''Burası Türkiye..Var bir Yanlışlık''
Gönderilme zamanı: 31 Oca 2008 [ 22:29 ]
Herkes dürüst ama ortada dolandırıcıdan geçilmiyor...
Herkes işini düzgün yapıyor sorarsanız, ama yamukluktan, çarpıklıktan geçilmiyor...
Herkes geleneklerine bağlı ama gelenek dedikleri hemşehri dayanışması ve kasaba korkuları...
Herkes "onurlu", herkes gururlu ama nedense paçalarımızdan hayatın en aşağılık çamurları akıyor ve buna şahit olanlar birbirlerine göz kırpıp yollarına devam ediyorlar...
Ahlâk denilen şeye gelince, çoktan içi boşalmış ve en sonunda sanki zavallı kadınların kanlarını döküp durmak için erkeklerce uydurulmuş bir bahane olup çıkmış...
Laflar pabuç kadar büyük, "vatan millet sloganları" dalga dalga... Fakat iş "peki sen ne yapıyorsun kardeşim?" sorusunun karşılığına gelince, tıss!..
"Para" lafı açılmasın, herkesin yüzü kızarıyor ama para için takla atanların sayısı arttıkça artıyor...
Uzun sözün kısası: Burası Türkiye!
Ve elbette var bir yanlışlık!
Olağanüstü bir ruh sahtekârlığı...
Toplumun kılcal damarlarına kadar yayılmış sinsi bir zorbalık...
Kan çıkmadıkça her şeye kayıtsız kalarak belaları savuşturmaya çalışan insanlar topluluğu...
Burası Türkiye!
Yazımı çok sıradan, pek "adi" bir vakayı anlatarak tamamlamak istiyorum.
Bizim Cafepazar'daki Yeşim (Çobankent) geçenlerde bir gece Amerikalı arkadaşıyla birlikte Parkorman'dan çıkıyor.

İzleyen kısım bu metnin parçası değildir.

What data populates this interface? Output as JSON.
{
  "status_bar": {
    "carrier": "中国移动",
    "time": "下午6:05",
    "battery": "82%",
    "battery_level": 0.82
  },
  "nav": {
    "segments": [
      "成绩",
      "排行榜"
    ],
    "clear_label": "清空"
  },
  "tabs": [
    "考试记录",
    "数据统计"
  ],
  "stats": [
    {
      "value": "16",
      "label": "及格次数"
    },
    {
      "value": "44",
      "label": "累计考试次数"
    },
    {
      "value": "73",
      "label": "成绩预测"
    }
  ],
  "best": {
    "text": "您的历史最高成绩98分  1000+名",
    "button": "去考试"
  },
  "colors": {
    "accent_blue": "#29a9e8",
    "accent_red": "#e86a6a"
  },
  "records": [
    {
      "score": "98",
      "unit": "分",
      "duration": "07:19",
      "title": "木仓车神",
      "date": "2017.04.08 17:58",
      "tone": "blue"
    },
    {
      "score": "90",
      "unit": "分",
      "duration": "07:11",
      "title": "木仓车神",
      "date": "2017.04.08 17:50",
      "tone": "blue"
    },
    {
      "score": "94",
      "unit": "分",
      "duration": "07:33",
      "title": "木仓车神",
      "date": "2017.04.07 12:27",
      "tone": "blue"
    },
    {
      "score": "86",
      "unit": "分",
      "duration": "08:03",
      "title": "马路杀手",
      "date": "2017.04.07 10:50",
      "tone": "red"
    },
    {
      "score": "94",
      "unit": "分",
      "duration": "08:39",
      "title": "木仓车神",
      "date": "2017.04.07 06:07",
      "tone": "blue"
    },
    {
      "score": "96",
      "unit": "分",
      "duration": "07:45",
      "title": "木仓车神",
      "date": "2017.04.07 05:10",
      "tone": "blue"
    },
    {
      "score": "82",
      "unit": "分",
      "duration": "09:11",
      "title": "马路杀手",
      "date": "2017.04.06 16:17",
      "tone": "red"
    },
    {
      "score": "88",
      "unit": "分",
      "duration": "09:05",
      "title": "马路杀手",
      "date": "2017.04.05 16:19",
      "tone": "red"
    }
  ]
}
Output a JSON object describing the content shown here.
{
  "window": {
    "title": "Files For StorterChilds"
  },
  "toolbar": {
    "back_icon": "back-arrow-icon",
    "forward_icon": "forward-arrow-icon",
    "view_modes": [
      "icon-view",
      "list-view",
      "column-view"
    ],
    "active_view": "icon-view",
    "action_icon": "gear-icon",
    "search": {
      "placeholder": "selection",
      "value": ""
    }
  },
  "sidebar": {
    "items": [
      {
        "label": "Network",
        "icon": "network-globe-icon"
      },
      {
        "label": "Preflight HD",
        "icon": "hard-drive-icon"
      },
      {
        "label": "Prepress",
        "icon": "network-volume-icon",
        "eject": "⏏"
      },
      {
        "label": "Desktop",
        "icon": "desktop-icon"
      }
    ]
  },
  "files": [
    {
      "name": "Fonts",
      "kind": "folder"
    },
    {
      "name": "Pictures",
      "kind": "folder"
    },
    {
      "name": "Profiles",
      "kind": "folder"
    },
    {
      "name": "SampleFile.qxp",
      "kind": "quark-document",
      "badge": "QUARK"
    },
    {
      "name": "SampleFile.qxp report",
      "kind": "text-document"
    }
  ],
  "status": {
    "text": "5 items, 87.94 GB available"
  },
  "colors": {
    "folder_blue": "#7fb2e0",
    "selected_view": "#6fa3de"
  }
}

Etrafta taksi kalmamış. O sırada yoldan geçen bir taksi önlerinde duruyor.
Ön koltukta bir müşterinin varlığına karşın şoför Yeşim'le arkadaşına "biz Taksim'e gidiyoruz, yolunuz o tarafaysa atlayın" diyor.
Tam vasıta bulmaktan umutlarını kesmişken şoförün "bize özgü" kalender yardımseverliği hoşlarına gidiyor bizimkilerin ve atlıyorlar taksiye.
İşe bakın ki, ön koltuktaki genç adam da Türkiye'de yaşayan bir yabancı.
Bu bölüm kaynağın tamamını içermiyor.